The Turkish state, in cooperation with KDP, sabotaged the return to her ancestral village of Nagihan Akarsel, after having murdered the academic, activist and journalist in Sulaymanya. Eventually the convoy bringing her home to Konya was let through and she was laid to rest in the presence of many. Local police detained two local journalists before the funeral and released them afterwards, so they couldn’t cover the event.
This news, if it became broadly known, would create fear among the public, so it’s not true.
Related to this, and also not true because it would make citizens fear the state even more, is the fact that the murderer was caught as he tried to pass a check point from PUK into KDP area, and that there is footage of him that was reportedly removed from VOA’s website under heavy Turkish pressure. The suspect spoke only Turkish and was reportedly sent to the Kurdistan Region in Iraq three months ago, with the assignment to kill.
In Yüksekova, Hakkari Province, the police are taking fingerprints from children, allegedly to find them easier when they get lost. I’ve been thinking about how having children’s fingerprints helps finding children back when they get lost, but I can’t think of any logical way. Since kids get lost everywhere in the country and not just in the Kurdish province that is bordering (Kurdistan in) Iran and Iraq, we may assume this practice is merely yet another example of keeping Kurds under control.
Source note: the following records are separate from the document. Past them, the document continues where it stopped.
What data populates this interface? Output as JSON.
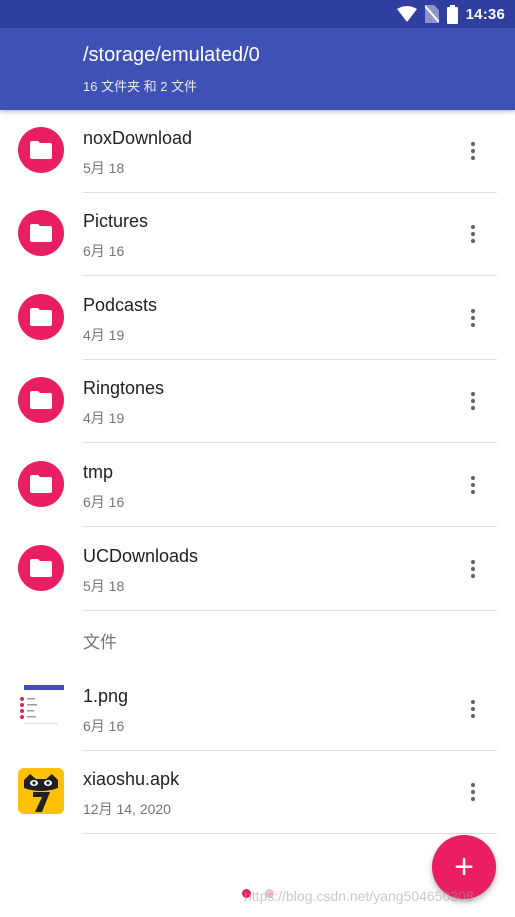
{
  "status_bar": {
    "time": "14:36"
  },
  "header": {
    "path": "/storage/emulated/0",
    "summary": "16 文件夹 和 2 文件"
  },
  "folders": [
    {
      "name": "noxDownload",
      "date": "5月 18"
    },
    {
      "name": "Pictures",
      "date": "6月 16"
    },
    {
      "name": "Podcasts",
      "date": "4月 19"
    },
    {
      "name": "Ringtones",
      "date": "4月 19"
    },
    {
      "name": "tmp",
      "date": "6月 16"
    },
    {
      "name": "UCDownloads",
      "date": "5月 18"
    }
  ],
  "files_section": {
    "label": "文件"
  },
  "files": [
    {
      "name": "1.png",
      "date": "6月 16"
    },
    {
      "name": "xiaoshu.apk",
      "date": "12月 14, 2020"
    }
  ],
  "fab": {
    "label": "+"
  },
  "watermark": "https://blog.csdn.net/yang504650308",
  "colors": {
    "primary": "#3f51b5",
    "primary_dark": "#303f9f",
    "accent": "#e91e63",
    "apk_icon": "#ffc107"
  },
  "icons": {
    "status": [
      "wifi-icon",
      "no-sim-icon",
      "battery-icon"
    ],
    "folder": "folder-icon",
    "overflow": "more-vert-icon"
  }
}
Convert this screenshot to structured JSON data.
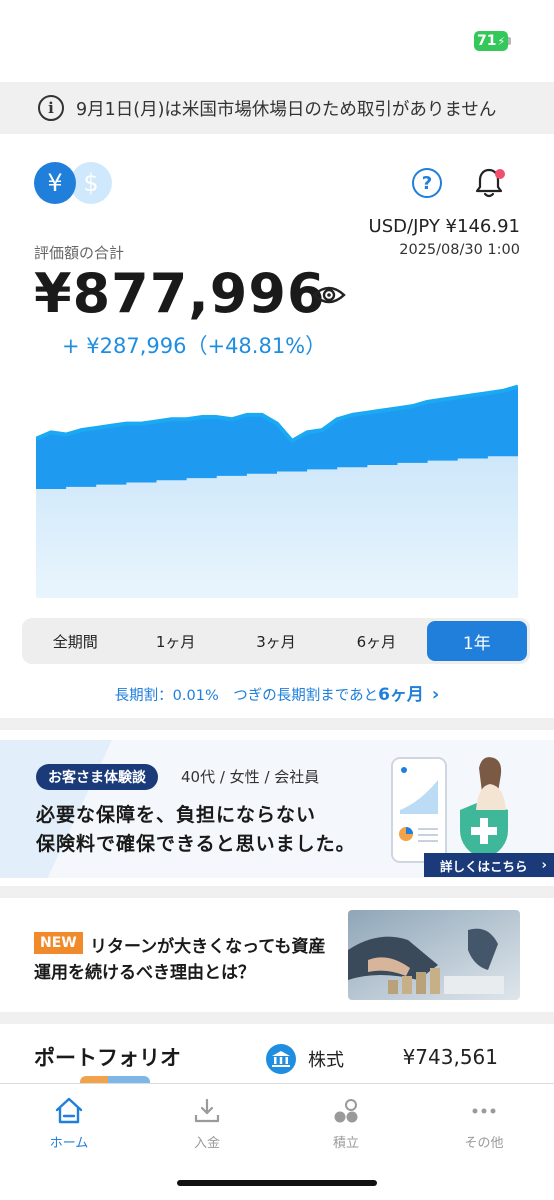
{
  "status": {
    "battery": "71"
  },
  "notice": {
    "text": "9月1日(月)は米国市場休場日のため取引がありません"
  },
  "currency": {
    "yen_symbol": "¥",
    "usd_symbol": "$"
  },
  "fx": {
    "rate": "USD/JPY ¥146.91",
    "time": "2025/08/30 1:00"
  },
  "summary": {
    "label": "評価額の合計",
    "total": "¥877,996",
    "gain": "+ ¥287,996（+48.81%）"
  },
  "chart_data": {
    "type": "area",
    "title": "",
    "xlabel": "",
    "ylabel": "",
    "period": "1年",
    "series": [
      {
        "role": "evaluation",
        "color": "#1e9bf0",
        "values": [
          0.73,
          0.76,
          0.75,
          0.77,
          0.78,
          0.79,
          0.8,
          0.8,
          0.81,
          0.82,
          0.82,
          0.83,
          0.83,
          0.82,
          0.84,
          0.84,
          0.8,
          0.72,
          0.76,
          0.77,
          0.82,
          0.84,
          0.85,
          0.86,
          0.87,
          0.88,
          0.9,
          0.91,
          0.92,
          0.93,
          0.94,
          0.95,
          0.97
        ]
      },
      {
        "role": "contributions",
        "color": "#d6ecfb",
        "values": [
          0.5,
          0.5,
          0.51,
          0.51,
          0.52,
          0.52,
          0.53,
          0.53,
          0.54,
          0.54,
          0.55,
          0.55,
          0.56,
          0.56,
          0.57,
          0.57,
          0.58,
          0.58,
          0.59,
          0.59,
          0.6,
          0.6,
          0.61,
          0.61,
          0.62,
          0.62,
          0.63,
          0.63,
          0.64,
          0.64,
          0.65,
          0.65,
          0.66
        ]
      }
    ]
  },
  "periods": {
    "items": [
      "全期間",
      "1ヶ月",
      "3ヶ月",
      "6ヶ月",
      "1年"
    ],
    "active_index": 4
  },
  "long_discount": {
    "prefix": "長期割：0.01%　つぎの長期割まであと",
    "months": "6ヶ月"
  },
  "banner": {
    "badge": "お客さま体験談",
    "meta": "40代 / 女性 / 会社員",
    "line1": "必要な保障を、負担にならない",
    "line2": "保険料で確保できると思いました。",
    "cta": "詳しくはこちら"
  },
  "article": {
    "badge": "NEW",
    "line1": "リターンが大きくなっても資産",
    "line2": "運用を続けるべき理由とは？"
  },
  "portfolio": {
    "title": "ポートフォリオ",
    "stock_label": "株式",
    "stock_value": "¥743,561"
  },
  "tabs": [
    {
      "label": "ホーム",
      "icon": "home-icon"
    },
    {
      "label": "入金",
      "icon": "deposit-icon"
    },
    {
      "label": "積立",
      "icon": "savings-icon"
    },
    {
      "label": "その他",
      "icon": "more-icon"
    }
  ]
}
The police confirmed the fingerprints campaign but isn’t honest about it. It’s gaslighting the population. That’s very scary and instills fear in the population, so it must be ‘fake news’.
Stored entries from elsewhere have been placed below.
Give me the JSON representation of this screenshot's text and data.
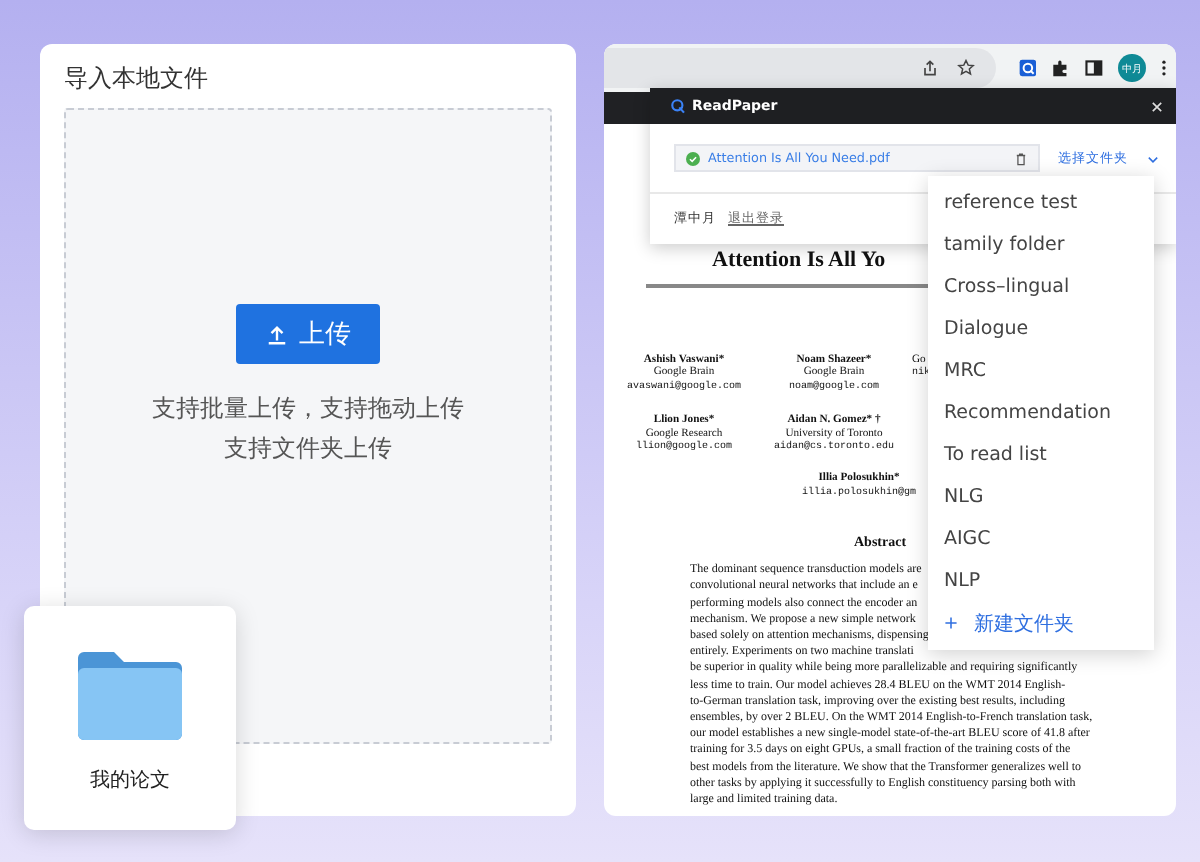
{
  "import_panel": {
    "title": "导入本地文件",
    "upload_button": "上传",
    "hints": [
      "支持批量上传，支持拖动上传",
      "支持文件夹上传"
    ],
    "folder": {
      "name": "我的论文"
    }
  },
  "browser": {
    "avatar": "中月"
  },
  "extension_popup": {
    "brand": "ReadPaper",
    "file_name": "Attention Is All You Need.pdf",
    "folder_select": "选择文件夹",
    "user": "潭中月",
    "logout": "退出登录"
  },
  "paper": {
    "title": "Attention Is All Yo",
    "author_rows": [
      [
        {
          "name": "Ashish Vaswani*",
          "affiliation": "Google Brain",
          "email": "avaswani@google.com"
        },
        {
          "name": "Noam Shazeer*",
          "affiliation": "Google Brain",
          "email": "noam@google.com"
        },
        {
          "affiliation": "Go",
          "email": "nik"
        }
      ],
      [
        {
          "name": "Llion Jones*",
          "affiliation": "Google Research",
          "email": "llion@google.com"
        },
        {
          "name": "Aidan N. Gomez* †",
          "affiliation": "University of Toronto",
          "email": "aidan@cs.toronto.edu"
        }
      ],
      [
        {
          "name": "Illia Polosukhin*",
          "email": "illia.polosukhin@gm"
        }
      ]
    ],
    "abstract_heading": "Abstract",
    "abstract_lines": [
      "The dominant sequence transduction models are",
      "convolutional neural networks that include an e",
      "performing models also connect the encoder an",
      "mechanism. We propose a new simple network",
      "based solely on attention mechanisms, dispensing",
      "entirely. Experiments on two machine translati",
      "be superior in quality while being more parallelizable and requiring significantly",
      "less time to train. Our model achieves 28.4 BLEU on the WMT 2014 English-",
      "to-German translation task, improving over the existing best results, including",
      "ensembles, by over 2 BLEU. On the WMT 2014 English-to-French translation task,",
      "our model establishes a new single-model state-of-the-art BLEU score of 41.8 after",
      "training for 3.5 days on eight GPUs, a small fraction of the training costs of the",
      "best models from the literature. We show that the Transformer generalizes well to",
      "other tasks by applying it successfully to English constituency parsing both with",
      "large and limited training data."
    ]
  },
  "folder_menu": {
    "items": [
      {
        "label": "reference test"
      },
      {
        "label": "tamily folder"
      },
      {
        "label": "Cross–lingual"
      },
      {
        "label": "Dialogue"
      },
      {
        "label": "MRC"
      },
      {
        "label": "Recommendation"
      },
      {
        "label": "To read list"
      },
      {
        "label": "NLG"
      },
      {
        "label": "AIGC"
      },
      {
        "label": "NLP"
      }
    ],
    "new_folder": "新建文件夹"
  }
}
In Afrin, northwest-Syria, Hayat Tahrir al-Sham (HTS) is busy taking over control from what calls itself the ‘Syrian National Army’ (SNA). Turkey lets it happen so is fine with it. If the public knew that, for example, kidnappings, rape, torture, destruction of cultural and religious heritage, murder and looting are happening on a large scale already under SNA rule and that with HTS barging in the human rights situation deteriorates even further, and that Turkey is absolutely fine with that, surely that would disturb the public order.
In order not to get in trouble with the law, we need to consider this news to be ‘fake’.
One of the biggest stories that we can most definitely consider to be ‘fake news’, is the number of Turkish soldiers being killed in the war against the PKK in the mountains of Kurdistan. The number of fallen soldiers is routinely under-reported. Many people wonder how the army could cover up many deaths, but that’s not very difficult. In the 1990s, part of the fighting was done by conscript soldiers, whose death could not easily be concealed and whose families you couldn’t easily shut up. Nowadays, it’s special forces fighting the PKK. They get a very good salary, and their families are taken care of very well financially in case they die in combat – on the condition that their death may not be made public.
Imagine the upheaval it would cause if this was widely known by the Turkish public. The ‘disturbance of public order’, I mean. Fake news!
What’s also absolutely fake news, even though it happened on live TV: the Turkish flag tumbled over, right on Interior Minister Süleyman Soylu’s head, who was speaking in Amed (Diyarbakır). Nice symbolism, with the flag of the occupying state not able to withstand some wind, but dropping right on the head of a fascist, whose days in Kurdistan are numbered. No brainwashed Turk would look at it that way but only the ridicule and mockery that you could make of this moment, could be insulting for Soylu and therefore disturb the public order.
Apparently, live TV can be ‘fake’ too!
Needless to say, this news is all true, of course. If the public in Turkey was well informed, if the public in Turkey would let it sink in that they have been fooled by state-produced actual fake news for decades, for even a century, would that instill fear and disturb public order? Definitely, but fear is what the state thrives on. What they are actually afraid of, is not that it instills fear, but that it breaks the fear. Just as the murder of Jina Mahsa Amini by the ‘morality police’ in Iran broke the fear of women and girls in Rojhilat (Kurdistan in Iran) and Iran, causing them to rise up against the dictatorship’s public order.
The more press freedom is suppressed, the scarier those in power are. Their public order is clearly weakening.